• A propos de poésie en général (2)


    Avec ce numéro 14 de la série " A propos de… " Gilbert Marquès nous présente le dernier volet de ses réflexions sur la poésie. Le dernier ? Gageons qu’il y reviendra un de ces quatre et que les échanges perdureront…

     

    Je présente à vos commentaires le second volet relatif à la poésie qui fait suite à ceux présentés ces trois derniers mois. Je traite cette fois du poème et j'espère que ce Propos suscitera autant de réflexions de votre part qu'en ont provoqué les précédents.

    Je les ai tous relus avec attention et même si nous ne sommes pas toujours d'accord sur des points de détail, nous semblons dans l'ensemble nous accorder sur le fond au point que contrairement à ce qu'écrivait Monsieur Jacques LAMY, je ne pense pas que ce soit une discussion d'arrière garde et vos réactions le prouvent. Nous ne sommes pas seulement deux à nous y intéresser.

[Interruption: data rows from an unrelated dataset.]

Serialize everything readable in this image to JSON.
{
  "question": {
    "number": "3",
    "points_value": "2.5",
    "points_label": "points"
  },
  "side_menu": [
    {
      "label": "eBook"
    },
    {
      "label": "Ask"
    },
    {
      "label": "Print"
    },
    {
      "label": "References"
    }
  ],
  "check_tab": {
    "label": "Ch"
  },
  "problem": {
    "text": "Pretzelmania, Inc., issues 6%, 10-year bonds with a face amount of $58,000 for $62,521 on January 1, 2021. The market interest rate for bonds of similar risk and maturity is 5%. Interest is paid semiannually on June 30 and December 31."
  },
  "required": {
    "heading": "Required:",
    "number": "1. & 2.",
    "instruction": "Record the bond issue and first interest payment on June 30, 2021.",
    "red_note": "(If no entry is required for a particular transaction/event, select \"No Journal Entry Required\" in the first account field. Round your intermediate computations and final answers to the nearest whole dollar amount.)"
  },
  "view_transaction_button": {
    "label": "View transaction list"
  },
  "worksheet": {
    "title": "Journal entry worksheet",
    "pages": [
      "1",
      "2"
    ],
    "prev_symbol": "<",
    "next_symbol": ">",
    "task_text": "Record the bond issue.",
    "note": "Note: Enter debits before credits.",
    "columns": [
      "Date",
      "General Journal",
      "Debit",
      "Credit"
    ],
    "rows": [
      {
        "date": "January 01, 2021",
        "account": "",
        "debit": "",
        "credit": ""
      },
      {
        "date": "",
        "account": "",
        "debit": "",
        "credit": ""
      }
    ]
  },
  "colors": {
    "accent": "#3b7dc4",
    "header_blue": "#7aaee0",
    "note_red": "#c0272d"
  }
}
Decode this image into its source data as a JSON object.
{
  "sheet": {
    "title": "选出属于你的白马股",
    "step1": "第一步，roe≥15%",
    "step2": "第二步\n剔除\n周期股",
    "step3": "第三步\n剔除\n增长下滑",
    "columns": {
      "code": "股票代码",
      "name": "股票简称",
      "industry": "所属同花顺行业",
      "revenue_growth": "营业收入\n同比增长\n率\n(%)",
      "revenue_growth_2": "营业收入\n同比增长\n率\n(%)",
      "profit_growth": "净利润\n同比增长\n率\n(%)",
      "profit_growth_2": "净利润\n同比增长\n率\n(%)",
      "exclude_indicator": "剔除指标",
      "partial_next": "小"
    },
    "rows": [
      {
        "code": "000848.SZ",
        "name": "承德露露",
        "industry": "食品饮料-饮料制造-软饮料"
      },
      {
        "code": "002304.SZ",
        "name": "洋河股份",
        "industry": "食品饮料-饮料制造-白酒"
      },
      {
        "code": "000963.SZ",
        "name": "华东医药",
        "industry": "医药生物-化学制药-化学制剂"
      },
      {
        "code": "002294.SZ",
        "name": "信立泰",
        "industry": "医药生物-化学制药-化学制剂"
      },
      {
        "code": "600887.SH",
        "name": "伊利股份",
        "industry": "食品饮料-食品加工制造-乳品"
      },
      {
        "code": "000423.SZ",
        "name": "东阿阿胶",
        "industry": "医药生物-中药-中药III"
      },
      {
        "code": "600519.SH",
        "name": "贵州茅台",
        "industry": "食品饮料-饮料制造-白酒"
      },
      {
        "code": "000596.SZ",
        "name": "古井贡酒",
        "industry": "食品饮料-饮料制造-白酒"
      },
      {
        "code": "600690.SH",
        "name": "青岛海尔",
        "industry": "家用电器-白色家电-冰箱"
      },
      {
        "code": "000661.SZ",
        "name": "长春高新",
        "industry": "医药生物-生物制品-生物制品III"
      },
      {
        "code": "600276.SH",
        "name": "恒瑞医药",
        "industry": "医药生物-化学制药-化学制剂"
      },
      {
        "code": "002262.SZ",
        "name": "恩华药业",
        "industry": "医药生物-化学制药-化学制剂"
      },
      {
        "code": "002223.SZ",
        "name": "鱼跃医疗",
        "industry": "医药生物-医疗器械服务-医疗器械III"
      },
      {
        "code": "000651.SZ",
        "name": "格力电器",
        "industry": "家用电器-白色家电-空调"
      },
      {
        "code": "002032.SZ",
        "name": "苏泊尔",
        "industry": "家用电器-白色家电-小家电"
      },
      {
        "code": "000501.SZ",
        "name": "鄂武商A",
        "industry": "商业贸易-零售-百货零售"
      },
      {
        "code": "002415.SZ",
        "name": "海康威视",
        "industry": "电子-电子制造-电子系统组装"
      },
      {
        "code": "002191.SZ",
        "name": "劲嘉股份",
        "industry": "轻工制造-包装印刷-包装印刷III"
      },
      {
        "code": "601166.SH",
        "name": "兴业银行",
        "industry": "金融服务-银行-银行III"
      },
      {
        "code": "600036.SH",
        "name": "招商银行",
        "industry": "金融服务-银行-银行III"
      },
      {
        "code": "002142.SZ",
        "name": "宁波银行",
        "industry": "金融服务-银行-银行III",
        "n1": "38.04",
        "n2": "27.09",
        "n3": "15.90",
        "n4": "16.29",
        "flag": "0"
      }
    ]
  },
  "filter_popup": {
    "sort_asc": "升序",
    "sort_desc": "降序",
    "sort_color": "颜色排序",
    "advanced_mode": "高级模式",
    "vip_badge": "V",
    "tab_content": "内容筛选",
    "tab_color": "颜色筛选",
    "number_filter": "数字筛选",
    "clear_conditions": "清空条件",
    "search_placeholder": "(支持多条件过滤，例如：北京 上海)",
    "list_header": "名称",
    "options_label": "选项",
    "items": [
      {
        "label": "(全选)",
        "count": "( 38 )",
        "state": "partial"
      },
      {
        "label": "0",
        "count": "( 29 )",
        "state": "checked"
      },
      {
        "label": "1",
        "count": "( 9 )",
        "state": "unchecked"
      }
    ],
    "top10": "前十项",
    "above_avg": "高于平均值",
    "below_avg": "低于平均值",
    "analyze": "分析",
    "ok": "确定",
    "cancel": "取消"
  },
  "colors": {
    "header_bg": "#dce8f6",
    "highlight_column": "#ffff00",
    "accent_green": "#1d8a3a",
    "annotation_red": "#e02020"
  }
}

    Même si la culture et la poésie en particulier, ne sont pas les préoccupations majeures en cette période difficile que nous traversons tous avec plus ou moins de… chance, je ne crois pas qu'il faille les délaisser pour se consacrer uniquement à l'urgence. Elles font en effet partie de l'avenir comme elles contribuent à la connaissance du passé ou du présent de sorte qu'il nous appartient à tous d'œuvrer pour qu'elles perdurent dans les meilleures conditions possibles même si cela ne semble pas très sérieux eu égard aux événements actuels.

    Le monde change et comme à chaque époque charnière, la culture a non seulement sa place mais se doit aussi d'être actrice de ce changement au travers de nos travaux. Toutes les œuvres produites aujourd'hui seront des témoignages pour le futur et c'est en cela qu'elles sont a priori bien plus importantes que nous le croyions et ceci, même si nous prétendons maintenant créer avant tout pour nous faire plaisir. Peu ou prou, certaines d'entre elles laisseront des traces.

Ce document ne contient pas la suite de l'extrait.